Nardella had the opportunity to work with Flirty Cupcakes, a Chicago-based mobile business ready for its brick and mortar location. “The idea behind Flirty was that the brick and mortar would be a ‘dessert garage’ where the Flirty food truck, which still does operate, would dock for the evening and ‘refuel.’” Today, Flirty Cupcakes sells its coquettish treats in its modern dessert garage where, unfortunately the proposed overhead door was eliminated due to cost considerations and zoning regulations.
For their storefront location, Flirty Cupcakes had picked a spot which had been heavily remodeled, covering up the building’s original structure, when they met up with moss design.The firm was excited about the project because “we love to find ways to incorporate structure and the vernacular into our design,” explains Nardella. “It was a joy to find the masonry in such a fine condition, along with a long hidden arched, stained glass window.” Not only did the firm help the client uncover the building’s true form, but it also helped them reveal the right theme to represent their wares; moss design helped the cupcake company create an ambiance where industrial meets modern. moss incorporated a custom-designed steel and glass dessert display case which doubles as the check out counter and added vintage tins for wall coverings in the bathroom. Both touches served to complement the “manufactured-chic” vibe of the bakery.

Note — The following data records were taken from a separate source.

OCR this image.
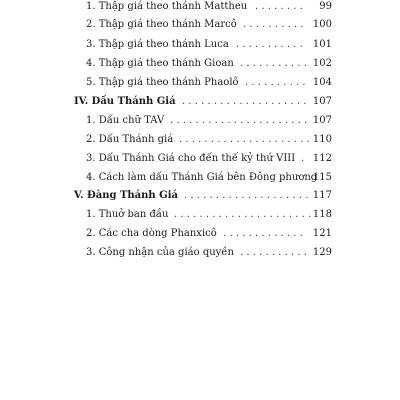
1. Thập giá theo thánh Mattheu ........	99
2. Thập giá theo thánh Marcô .......... 100
3. Thập giá theo thánh Luca ........... 101
4. Thập giá theo thánh Gioan ........... 102
5. Thập giá theo thánh Phaolô .......... 104
IV. Dấu Thánh Giá .................... 107
1. Dấu chữ TAV ...................... 107
2. Dấu Thánh giá ..................... 110
3. Dấu Thánh Giá cho đến thế kỷ thứ VIII . 112
4. Cách làm dấu Thánh Giá bên Đông phương
115
V. Đàng Thánh Giá .................... 117
1. Thuở ban đầu ......................
118
2. Các cha dòng Phanxicô ............. 121
3. Công nhận của giáo quyền ........... 129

Boston magazine argues that: “traditional restaurants may cost more to open than their food-truck counterparts, but they also offer a more-predictable operating experience. That’s why it can be a particularly good idea to combine the two: A restaurant can double as a prep station for existing trucks, making running the trucks easier and more profitable.” moss design helped Flirty cupcakes design a space to fulfill both needs. Now Flirty Cupcakes runs both a mobile business, and has a storefront—they truly are having their (cup)cakes and eating them too.